Research conducted among more than 1,200 organisations by the non-aligned Institute of Employment Studies shows widespread ignorance of the law.
Charities representing the disabled believe businesses are letting themselves in for court action from prospective employees who have been rejected for jobs and current employees who believe they have suffered discrimination.
The IES report comes as a separate study by Unum, a US insurer, reveals that employers may face up to 3,000 industrial tribunal claims from disabled staff in the next 12 months.
Under the statute, workers can take action through the industrial tribunal system if they believe they have been subject to less favourable treatment; if they consider employers have failed to make "reasonable adjustments" for them, or if they think they have been victimised. The Act applies to all employers with 20 or more workers.

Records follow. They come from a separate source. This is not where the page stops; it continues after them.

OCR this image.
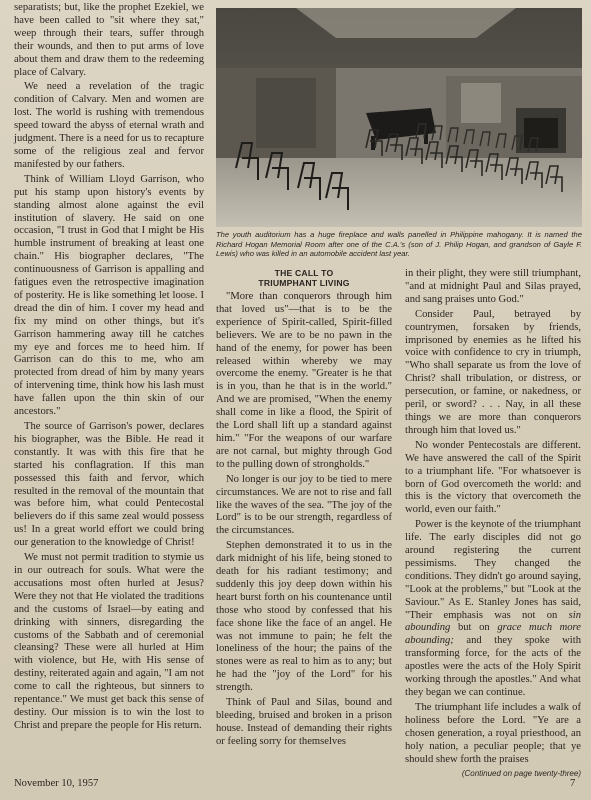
separatists; but, like the prophet Ezekiel, we have been called to "sit where they sat," weep through their tears, suffer through their wounds, and then to put arms of love about them and draw them to the redeeming place of Calvary.

We need a revelation of the tragic condition of Calvary. Men and women are lost. The world is rushing with tremendous speed toward the abyss of eternal wrath and judgment. There is a need for us to recapture some of the religious zeal and fervor manifested by our fathers.

Think of William Lloyd Garrison, who put his stamp upon history's events by standing almost alone against the evil institution of slavery. He said on one occasion, "I trust in God that I might be His humble instrument of breaking at least one chain." His biographer declares, "The continuousness of Garrison is appalling and fatigues even the retrospective imagination of posterity. He is like something let loose. I dread the din of him. I cover my head and fix my mind on other things, but it's Garrison hammering away till he catches my eye and forces me to heed him. If Garrison can do this to me, who am protected from dread of him by many years of intervening time, think how his lash must have fallen upon the thin skin of our ancestors."

The source of Garrison's power, declares his biographer, was the Bible. He read it constantly. It was with this fire that he started his conflagration. If this man possessed this faith and fervor, which resulted in the removal of the mountain that was before him, what could Pentecostal believers do if this same zeal would possess us! In a great world effort we could bring our generation to the knowledge of Christ!

We must not permit tradition to stymie us in our outreach for souls. What were the accusations most often hurled at Jesus? Were they not that He violated the traditions and the customs of Israel—by eating and drinking with sinners, disregarding the customs of the Sabbath and of ceremonial cleansing? These were all hurled at Him with violence, but He, with His sense of destiny, reiterated again and again, "I am not come to call the righteous, but sinners to repentance." We must get back this sense of destiny. Our mission is to win the lost to Christ and prepare the people for His return.

The youth auditorium has a huge fireplace and walls panelled in Philippine mahogany. It is named the Richard Hogan Memorial Room after one of the C.A.'s (son of J. Philip Hogan, and grandson of Gayle F. Lewis) who was killed in an automobile accident last year.
THE CALL TO
TRIUMPHANT LIVING

"More than conquerors through him that loved us"—that is to be the experience of Spirit-called, Spirit-filled believers. We are to be no pawn in the hand of the enemy, for power has been released within whereby we may overcome the enemy. "Greater is he that is in you, than he that is in the world." And we are promised, "When the enemy shall come in like a flood, the Spirit of the Lord shall lift up a standard against him." "For the weapons of our warfare are not carnal, but mighty through God to the pulling down of strongholds."

No longer is our joy to be tied to mere circumstances. We are not to rise and fall like the waves of the sea. "The joy of the Lord" is to be our strength, regardless of the circumstances.

Stephen demonstrated it to us in the dark midnight of his life, being stoned to death for his radiant testimony; and suddenly this joy deep down within his heart burst forth on his countenance until those who stood by confessed that his face shone like the face of an angel. He was not immune to pain; he felt the loneliness of the hour; the pains of the stones were as real to him as to any; but he had the "joy of the Lord" for his strength.

Think of Paul and Silas, bound and bleeding, bruised and broken in a prison house. Instead of demanding their rights or feeling sorry for themselves

in their plight, they were still triumphant, "and at midnight Paul and Silas prayed, and sang praises unto God."

Consider Paul, betrayed by countrymen, forsaken by friends, imprisoned by enemies as he lifted his voice with confidence to cry in triumph, "Who shall separate us from the love of Christ? shall tribulation, or distress, or persecution, or famine, or nakedness, or peril, or sword? . . . Nay, in all these things we are more than conquerors through him that loved us."

No wonder Pentecostals are different. We have answered the call of the Spirit to a triumphant life. "For whatsoever is born of God overcometh the world: and this is the victory that overcometh the world, even our faith."

Power is the keynote of the triumphant life. The early disciples did not go around registering the current pessimisms. They changed the conditions. They didn't go around saying, "Look at the problems," but "Look at the Saviour." As E. Stanley Jones has said, "Their emphasis was not on sin abounding but on grace much more abounding; and they spoke with transforming force, for the acts of the apostles were the acts of the Holy Spirit working through the apostles." And what they began we can continue.

The triumphant life includes a walk of holiness before the Lord. "Ye are a chosen generation, a royal priesthood, an holy nation, a peculiar people; that ye should shew forth the praises

(Continued on page twenty-three)
November 10, 1957	7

The remedies open to the tribunals are similar to those available in cases involving race and sex discrimination, although the disabled will have no statutory commission to back their cases.

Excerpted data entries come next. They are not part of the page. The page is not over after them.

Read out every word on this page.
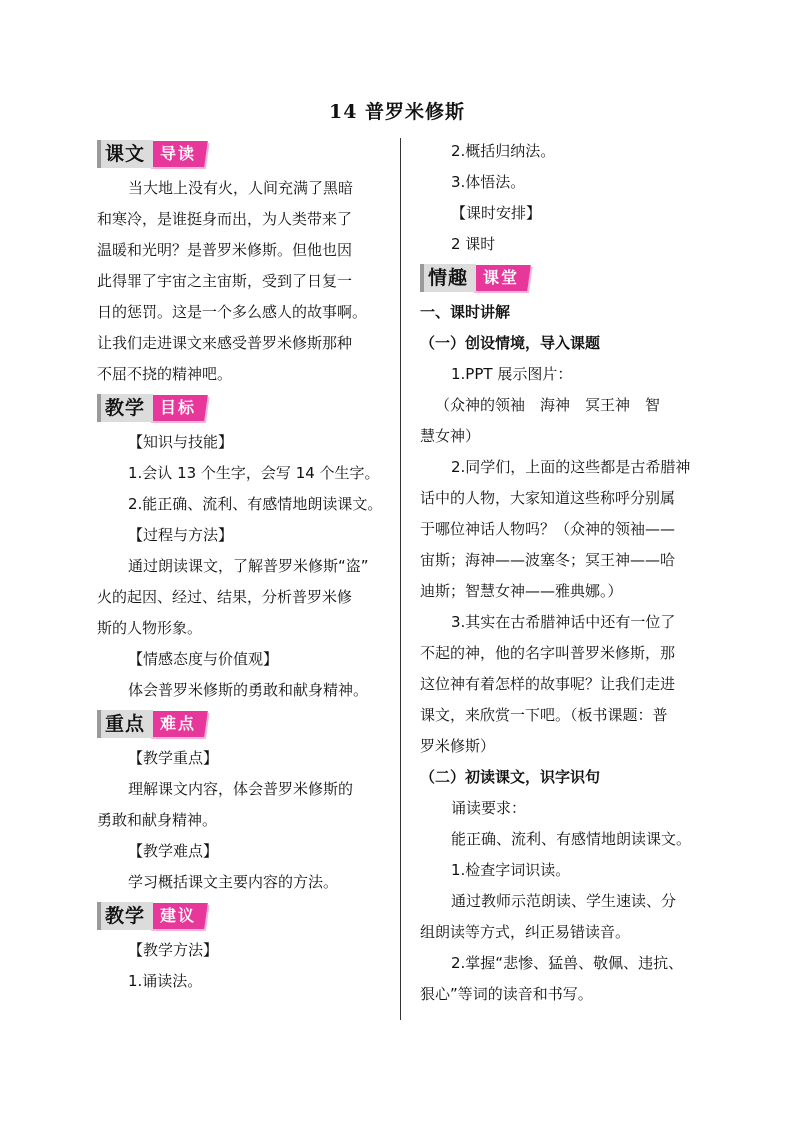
14 普罗米修斯
课文 导读
当大地上没有火，人间充满了黑暗
和寒冷，是谁挺身而出，为人类带来了
温暖和光明？是普罗米修斯。但他也因
此得罪了宇宙之主宙斯，受到了日复一
日的惩罚。这是一个多么感人的故事啊。
让我们走进课文来感受普罗米修斯那种
不屈不挠的精神吧。
教学 目标
【知识与技能】
1.会认 13 个生字，会写 14 个生字。
2.能正确、流利、有感情地朗读课文。
【过程与方法】
通过朗读课文，了解普罗米修斯“盗”
火的起因、经过、结果，分析普罗米修
斯的人物形象。
【情感态度与价值观】
体会普罗米修斯的勇敢和献身精神。
重点 难点
【教学重点】
理解课文内容，体会普罗米修斯的
勇敢和献身精神。
【教学难点】
学习概括课文主要内容的方法。
教学 建议
【教学方法】
1.诵读法。
2.概括归纳法。
3.体悟法。
【课时安排】
2 课时
情趣 课堂
一、课时讲解
（一）创设情境，导入课题
1.PPT 展示图片：
（众神的领袖　海神　冥王神　智
慧女神）
2.同学们，上面的这些都是古希腊神
话中的人物，大家知道这些称呼分别属
于哪位神话人物吗？（众神的领袖——
宙斯；海神——波塞冬；冥王神——哈
迪斯；智慧女神——雅典娜。）
3.其实在古希腊神话中还有一位了
不起的神，他的名字叫普罗米修斯，那
这位神有着怎样的故事呢？让我们走进
课文，来欣赏一下吧。（板书课题：普
罗米修斯）
（二）初读课文，识字识句
诵读要求：
能正确、流利、有感情地朗读课文。
1.检查字词识读。
通过教师示范朗读、学生速读、分
组朗读等方式，纠正易错读音。
2.掌握“悲惨、猛兽、敬佩、违抗、
狠心”等词的读音和书写。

The Royal National Institute for the Blind found in a survey that more than half of employers would not hire anyone who had "difficulty in seeing". The Institute argues that such organisations could face tribunal cases.
Because the disabled are not allowed legal aid to present their cases, some of Britain's top employment lawyers are prepared to waive their fees to take "strategic cases".
David Royle, director of marketing at Unum, said: "We believe the Disability Discrimination Act will catch many of the UK's employers off-guard. Our own research shows that two out of five haven't even heard of the new legislation, let alone started preparing for it."
Unum's prediction of the number of legal claims likely to be faced by UK employers follows the introduction of similar laws in the US in 1992. In the first full year of operation, more than 15,000 lawsuits were launched against employers.
More than half the claims were over allegedly unfair dismissal, with a further 28 per cent linked to failures by employers to provide a reasonable working environment.
However, two-thirds of all suggested workplace adjustments cost pounds 300 or less.
In an interview with People Management magazine, Robin Lewis, an employment specialist at Bindman solicitors said: "It is in the interests of everybody, including employers, that the first cases that are brought should be good cases that affect large organisations and have significant implications."
The recruitment specialist Scott Edgar reports that 57 per cent of personnel managers in large British companies say the Act will discourage particularly small companies from taking on disabled applicants. Some 43 per cent of respondents in the survey, however, believed the law did not go far enough.
There was confusion over a definition of disabled employees and whether stress-related illnesses would be included.